I was recently moved to a new position at my company. I am unable to interact directly with my boss daily as he travels a great deal. I usually work with one of his other direct reports. She is new to the company. I have 6 yrs with the company. My HR file is empty of negative feedback.

She recently told another co worker that I have issues.

My first thought was I wonder what issues I have, or more bluntly put - what issues does she have with me?

People tell me I am very easy to work with - they have for the past 25 years. I have a huge work ethic. I get my work done and on time. Always have, always will.

The last thing I need or want is for people to say or think that I am not productive and hard to deal with. How do I approach this woman to determine what her issue is with me?

She definitely has issues. You may too, but as you said, that's not the point. You have a good reputation at your company. This woman is new. My guess is that it is precisely because of your good reputation that she's targeting you.

And yes, I just said "targeting." Some people are not happy until they are top dog and rather than working to climb to the top, they just try to bring people down. Therefore, you must have issues. Because if you didn't have issues then she'd have to admit that you're better than she is.

I'm a fan of two approaches: 1. The direct confrontation and 2. The cover your behind. Both are needed in this situation.

First, the direct confrontation. There is a magical phrase that I learned from Alison Greene, a management consultant who blogs at Ask a Manager:  Can you clarify? 

So, your whole line of inquiry goes like this: Jane, I heard that you were telling people I have issues. Can you please clarify?
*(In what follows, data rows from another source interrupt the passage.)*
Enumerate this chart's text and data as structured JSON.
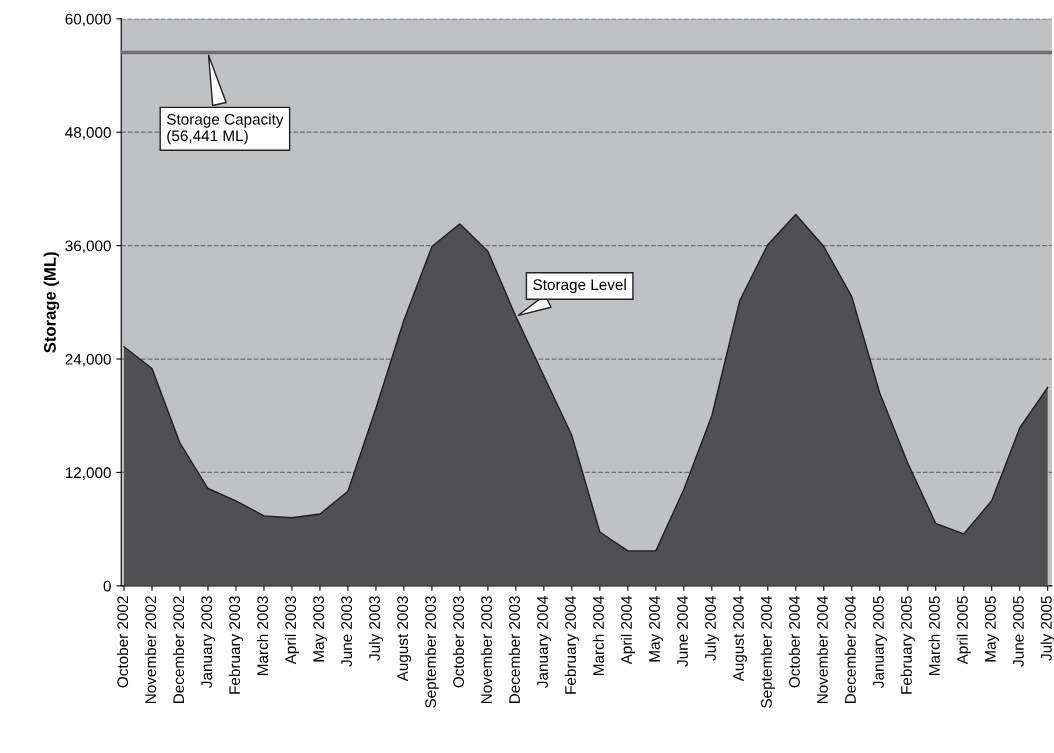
{
  "chart_data": {
    "type": "area",
    "ylabel": "Storage (ML)",
    "categories": [
      "October 2002",
      "November 2002",
      "December 2002",
      "January 2003",
      "February 2003",
      "March 2003",
      "April 2003",
      "May 2003",
      "June 2003",
      "July 2003",
      "August 2003",
      "September 2003",
      "October 2003",
      "November 2003",
      "December 2003",
      "January 2004",
      "February 2004",
      "March 2004",
      "April 2004",
      "May 2004",
      "June 2004",
      "July 2004",
      "August 2004",
      "September 2004",
      "October 2004",
      "November 2004",
      "December 2004",
      "January 2005",
      "February 2005",
      "March 2005",
      "April 2005",
      "May 2005",
      "June 2005",
      "July 2005"
    ],
    "series": [
      {
        "color": "#505053",
        "values": [
          25300,
          23000,
          15100,
          10300,
          9000,
          7400,
          7200,
          7600,
          10000,
          18800,
          28100,
          35900,
          38300,
          35400,
          28500,
          22200,
          15900,
          5700,
          3700,
          3700,
          10200,
          18000,
          30200,
          36100,
          39300,
          35900,
          30600,
          20400,
          13000,
          6600,
          5500,
          9000,
          16700,
          21000
        ]
      }
    ],
    "ylim": [
      0,
      60000
    ],
    "yticks": [
      0,
      {
        "value": 12000,
        "label": "12,000"
      },
      {
        "value": 24000,
        "label": "24,000"
      },
      {
        "value": 36000,
        "label": "36,000"
      },
      {
        "value": 48000,
        "label": "48,000"
      },
      {
        "value": 60000,
        "label": "60,000"
      }
    ],
    "grid": "y",
    "ref_lines": [
      {
        "axis": "y",
        "value": 56441,
        "color": "#6e6e72"
      }
    ],
    "annotations": [
      {
        "text": "Storage Capacity\n(56,441 ML)",
        "x": "January 2003",
        "y": 56441
      },
      {
        "text": "Storage Level",
        "x": "December 2003",
        "y": 28500
      }
    ],
    "legend": false
  }
}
She may or may not answer you. She may deny it. It really doesn't matter. It lets her know that you're not a doormat. It also lets her know that her little gossipy chats are not working to endear people to her because rather than gossip behind your back, these people are going to you. And why wouldn't they? You have six years of history here.

Now, when people tell you additional bad things that Jane has said, your job is to laugh and say, "Oh my, Jane has way too much time on her hands!" If you're not bothered by it, it highlights the ridiculousness of the whole situation. 

Now the cover-your-behind portion. I'm not naive enough to think that a simple question can defeat a seasoned bully. (I swear, people who do workplace bullying started out by stealing lunch money in 2nd grade and have been honing those skills ever since. This is not an amateur.)

First, send an email to your boss (face to face is good, but you said the boss travels frequently). Here's your phrasing: It's been six months since I've been in this position. I just wanted to quickly touch base with you and make sure I'm doing what needs to be done. Jane has expressed concern that I'm doing/not doing X correctly. Can you please let me know if that's the case? Thanks so much!

The boss will respond and either let you know that X is a problem or that X is not a problem. If it is a problem, you can fix it. If it's not, then the next time you have a clarifying discussion with Jane  and she complains about X you can be confident that your boss is okay with it.

Now, will this make Jane go away? No. Will it mean that your life will become blissful and perfect No. Will it make your boss aware of the situation? Yes. Will it discourage Jane? Yes.

If things don't get better, feel free to ask your HR person for help navigating this situation. Just make sure you ask for help with your behavior, not Jane's. Jane may be the person that needs fixing, but by framing it as you needing help responding, you're more likely to be taken seriously.